Former Canucks goaltender Corey Hirsch opens up about battle with OCD in emotional blog post


Former Vancouver Canucks goaltender Corey Hirsch opened up about his battle with obsessive-compulsive disorder (OCD) in an emotional blog post on Players Tribune.

Hirsch, who rose to fame after backstopping Canada to a silver medal at the 1994 Olympic Winter Games, played for four NHL teams in a pro career that saw some ups and plenty of downs.

The piece begins with Hirsch describing an ugly moment when suicidal thoughts nearly made him drive off a cliff near Kamloops in the summer of 1994.

Hirsch battled panic attacks and suicidal urges as he began his NHL career with the New York Rangers.

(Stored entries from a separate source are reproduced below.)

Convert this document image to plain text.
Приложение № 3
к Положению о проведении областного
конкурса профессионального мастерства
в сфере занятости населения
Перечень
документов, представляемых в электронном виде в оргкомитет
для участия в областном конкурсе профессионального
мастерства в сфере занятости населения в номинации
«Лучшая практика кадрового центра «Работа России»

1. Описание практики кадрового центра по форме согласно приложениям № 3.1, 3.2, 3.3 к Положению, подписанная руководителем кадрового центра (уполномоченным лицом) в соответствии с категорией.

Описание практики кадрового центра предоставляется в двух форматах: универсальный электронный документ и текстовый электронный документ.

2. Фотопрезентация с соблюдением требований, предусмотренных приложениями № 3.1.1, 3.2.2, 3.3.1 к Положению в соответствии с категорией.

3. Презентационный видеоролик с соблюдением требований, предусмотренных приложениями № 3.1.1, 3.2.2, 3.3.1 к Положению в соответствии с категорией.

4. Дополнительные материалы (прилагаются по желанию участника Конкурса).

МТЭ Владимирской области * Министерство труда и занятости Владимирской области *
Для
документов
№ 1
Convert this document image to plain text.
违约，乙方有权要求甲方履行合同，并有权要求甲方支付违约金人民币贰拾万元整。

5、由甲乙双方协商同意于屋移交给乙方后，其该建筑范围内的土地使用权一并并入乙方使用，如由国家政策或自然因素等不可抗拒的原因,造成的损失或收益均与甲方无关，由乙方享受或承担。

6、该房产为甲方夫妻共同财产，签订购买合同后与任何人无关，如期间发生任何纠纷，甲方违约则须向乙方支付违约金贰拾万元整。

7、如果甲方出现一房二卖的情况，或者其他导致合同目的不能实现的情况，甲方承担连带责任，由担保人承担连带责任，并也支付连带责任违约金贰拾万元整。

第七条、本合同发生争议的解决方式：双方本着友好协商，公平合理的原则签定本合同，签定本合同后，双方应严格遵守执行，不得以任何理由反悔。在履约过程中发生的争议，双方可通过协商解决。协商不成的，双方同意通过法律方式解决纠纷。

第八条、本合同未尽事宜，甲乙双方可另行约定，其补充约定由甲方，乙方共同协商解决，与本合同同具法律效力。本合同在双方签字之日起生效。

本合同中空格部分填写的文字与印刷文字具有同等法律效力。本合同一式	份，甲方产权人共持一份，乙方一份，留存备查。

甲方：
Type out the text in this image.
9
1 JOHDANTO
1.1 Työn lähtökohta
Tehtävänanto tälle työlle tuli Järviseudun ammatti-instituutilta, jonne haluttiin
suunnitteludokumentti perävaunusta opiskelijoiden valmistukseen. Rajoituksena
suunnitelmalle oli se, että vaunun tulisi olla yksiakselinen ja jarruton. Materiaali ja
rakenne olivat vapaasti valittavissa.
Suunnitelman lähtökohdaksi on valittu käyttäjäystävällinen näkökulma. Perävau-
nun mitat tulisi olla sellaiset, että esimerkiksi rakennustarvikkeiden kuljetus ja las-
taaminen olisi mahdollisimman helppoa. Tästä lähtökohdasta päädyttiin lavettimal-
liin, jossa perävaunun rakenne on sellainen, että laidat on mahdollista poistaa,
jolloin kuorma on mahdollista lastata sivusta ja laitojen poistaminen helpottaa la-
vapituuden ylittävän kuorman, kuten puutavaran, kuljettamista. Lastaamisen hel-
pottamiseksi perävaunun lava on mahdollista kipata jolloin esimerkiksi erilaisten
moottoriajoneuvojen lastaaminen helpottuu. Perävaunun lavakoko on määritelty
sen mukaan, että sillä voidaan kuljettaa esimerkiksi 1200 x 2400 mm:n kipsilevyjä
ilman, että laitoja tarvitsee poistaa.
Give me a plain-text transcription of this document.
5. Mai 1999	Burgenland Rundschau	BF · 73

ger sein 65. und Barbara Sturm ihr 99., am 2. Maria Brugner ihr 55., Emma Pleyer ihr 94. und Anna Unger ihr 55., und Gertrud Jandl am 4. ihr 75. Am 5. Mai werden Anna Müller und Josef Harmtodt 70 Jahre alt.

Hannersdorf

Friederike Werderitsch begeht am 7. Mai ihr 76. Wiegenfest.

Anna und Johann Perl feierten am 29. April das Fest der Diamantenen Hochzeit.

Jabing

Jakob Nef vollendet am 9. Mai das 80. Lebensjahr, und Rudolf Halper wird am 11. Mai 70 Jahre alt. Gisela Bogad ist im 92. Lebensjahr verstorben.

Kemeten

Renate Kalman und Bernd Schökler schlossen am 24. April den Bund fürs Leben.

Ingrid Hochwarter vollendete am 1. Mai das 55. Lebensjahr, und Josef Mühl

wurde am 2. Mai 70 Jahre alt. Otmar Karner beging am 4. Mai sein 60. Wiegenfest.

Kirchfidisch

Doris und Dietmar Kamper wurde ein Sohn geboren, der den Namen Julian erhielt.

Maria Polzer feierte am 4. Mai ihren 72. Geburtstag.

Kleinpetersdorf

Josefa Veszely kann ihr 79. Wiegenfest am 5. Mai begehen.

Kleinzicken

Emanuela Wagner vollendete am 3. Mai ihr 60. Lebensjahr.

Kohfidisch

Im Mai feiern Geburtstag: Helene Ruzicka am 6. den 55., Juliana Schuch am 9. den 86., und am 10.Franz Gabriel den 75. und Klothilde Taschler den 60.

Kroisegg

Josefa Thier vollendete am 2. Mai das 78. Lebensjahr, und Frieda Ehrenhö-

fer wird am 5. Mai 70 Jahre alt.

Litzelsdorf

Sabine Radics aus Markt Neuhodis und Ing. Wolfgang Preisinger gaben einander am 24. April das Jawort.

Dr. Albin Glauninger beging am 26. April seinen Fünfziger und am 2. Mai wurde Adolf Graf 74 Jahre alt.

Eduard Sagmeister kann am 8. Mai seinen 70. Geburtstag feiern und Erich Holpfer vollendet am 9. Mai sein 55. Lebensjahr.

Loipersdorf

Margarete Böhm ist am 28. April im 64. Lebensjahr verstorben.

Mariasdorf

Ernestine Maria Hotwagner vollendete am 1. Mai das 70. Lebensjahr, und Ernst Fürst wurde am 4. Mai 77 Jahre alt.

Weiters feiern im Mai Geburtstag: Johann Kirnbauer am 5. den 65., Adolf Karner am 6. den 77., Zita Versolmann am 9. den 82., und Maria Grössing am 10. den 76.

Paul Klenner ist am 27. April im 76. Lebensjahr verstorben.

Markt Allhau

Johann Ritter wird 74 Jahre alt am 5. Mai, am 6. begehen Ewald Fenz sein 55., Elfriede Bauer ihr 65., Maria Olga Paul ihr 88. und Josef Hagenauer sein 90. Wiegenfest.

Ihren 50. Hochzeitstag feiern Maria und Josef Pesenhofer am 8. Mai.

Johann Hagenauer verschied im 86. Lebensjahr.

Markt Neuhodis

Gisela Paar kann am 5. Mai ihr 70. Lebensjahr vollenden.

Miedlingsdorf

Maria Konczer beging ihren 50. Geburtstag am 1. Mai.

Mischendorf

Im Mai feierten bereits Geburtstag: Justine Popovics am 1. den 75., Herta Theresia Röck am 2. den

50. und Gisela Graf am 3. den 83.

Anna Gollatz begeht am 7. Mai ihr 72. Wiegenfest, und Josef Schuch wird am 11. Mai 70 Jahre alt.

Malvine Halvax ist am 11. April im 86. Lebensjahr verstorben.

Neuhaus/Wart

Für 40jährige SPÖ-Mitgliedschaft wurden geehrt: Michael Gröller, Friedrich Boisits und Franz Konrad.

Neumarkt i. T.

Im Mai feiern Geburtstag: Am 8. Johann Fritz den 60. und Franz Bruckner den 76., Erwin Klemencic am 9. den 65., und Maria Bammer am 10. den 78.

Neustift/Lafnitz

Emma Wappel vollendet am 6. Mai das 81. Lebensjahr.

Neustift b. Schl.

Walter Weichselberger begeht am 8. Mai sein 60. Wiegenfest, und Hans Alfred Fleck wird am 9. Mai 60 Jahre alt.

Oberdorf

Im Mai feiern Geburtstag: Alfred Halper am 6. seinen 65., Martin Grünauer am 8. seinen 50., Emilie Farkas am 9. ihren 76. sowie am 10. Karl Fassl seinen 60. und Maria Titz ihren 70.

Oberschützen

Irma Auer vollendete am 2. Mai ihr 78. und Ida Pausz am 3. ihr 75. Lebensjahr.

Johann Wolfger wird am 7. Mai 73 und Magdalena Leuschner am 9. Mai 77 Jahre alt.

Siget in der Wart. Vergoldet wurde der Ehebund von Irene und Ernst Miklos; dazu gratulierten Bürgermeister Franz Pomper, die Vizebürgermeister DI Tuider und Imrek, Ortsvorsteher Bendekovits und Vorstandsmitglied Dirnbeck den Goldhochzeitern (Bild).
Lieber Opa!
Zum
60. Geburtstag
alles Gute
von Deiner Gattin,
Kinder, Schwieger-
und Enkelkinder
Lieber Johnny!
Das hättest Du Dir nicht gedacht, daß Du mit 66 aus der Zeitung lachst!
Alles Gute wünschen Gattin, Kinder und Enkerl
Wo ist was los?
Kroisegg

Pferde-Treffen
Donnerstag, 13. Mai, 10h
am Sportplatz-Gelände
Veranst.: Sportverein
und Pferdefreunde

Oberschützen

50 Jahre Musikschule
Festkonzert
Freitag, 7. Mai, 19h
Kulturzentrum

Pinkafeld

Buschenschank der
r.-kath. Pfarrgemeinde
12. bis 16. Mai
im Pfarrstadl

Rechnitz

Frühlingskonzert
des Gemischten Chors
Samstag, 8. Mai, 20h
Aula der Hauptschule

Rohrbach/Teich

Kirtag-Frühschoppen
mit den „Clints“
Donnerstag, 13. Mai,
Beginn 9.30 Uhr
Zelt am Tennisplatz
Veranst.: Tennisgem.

He was traded to the Canucks in 1995, and during his second season with the team, his problems persisted and he finally confided with the team trainer.

“In the ’90s, you simply didn’t talk about mental health,” he wrote. “It wasn’t that people in hockey didn’t care about one another. They did — but it wasn’t the culture back then. And while things have improved in recent years, it still isn’t the culture.”

Fortunately, the team put Hirsch in touch with a psychologist. Eventually, he was diagnosed with OCD. Being able to put a name to what he had been feeling came as a huge relief, and he began the long journey towards treating his condition.

Hirsch thanked former Canucks teammates Kirk McLean, Dave Babych, Alexander Mogilny, Russ Courtnall and Trevor Linden for their support.

Hirsch, who now works as an analyst for NHL TV, shared his story in an effort to dispel some of the myths about the condition and encourage others to seek help.

“In our society, OCD has become shorthand for anybody who carries around a little bottle of hand sanitizer,” he stated. “Yes, compulsive hand-washing can be one of the signs of OCD. However, there are many different variations of OCD, and many of the compulsions are purely mental — you can’t see the disease just by looking at a person.

“I dug a hole for four years. The average person suffers with OCD for six to nine years before being diagnosed. Once you’re in that deep, dark hole, it takes years to fill it back in. It took a long time for me to dig out of mine, but I’m in a much better place now. There is help, and there is hope,” he wrote.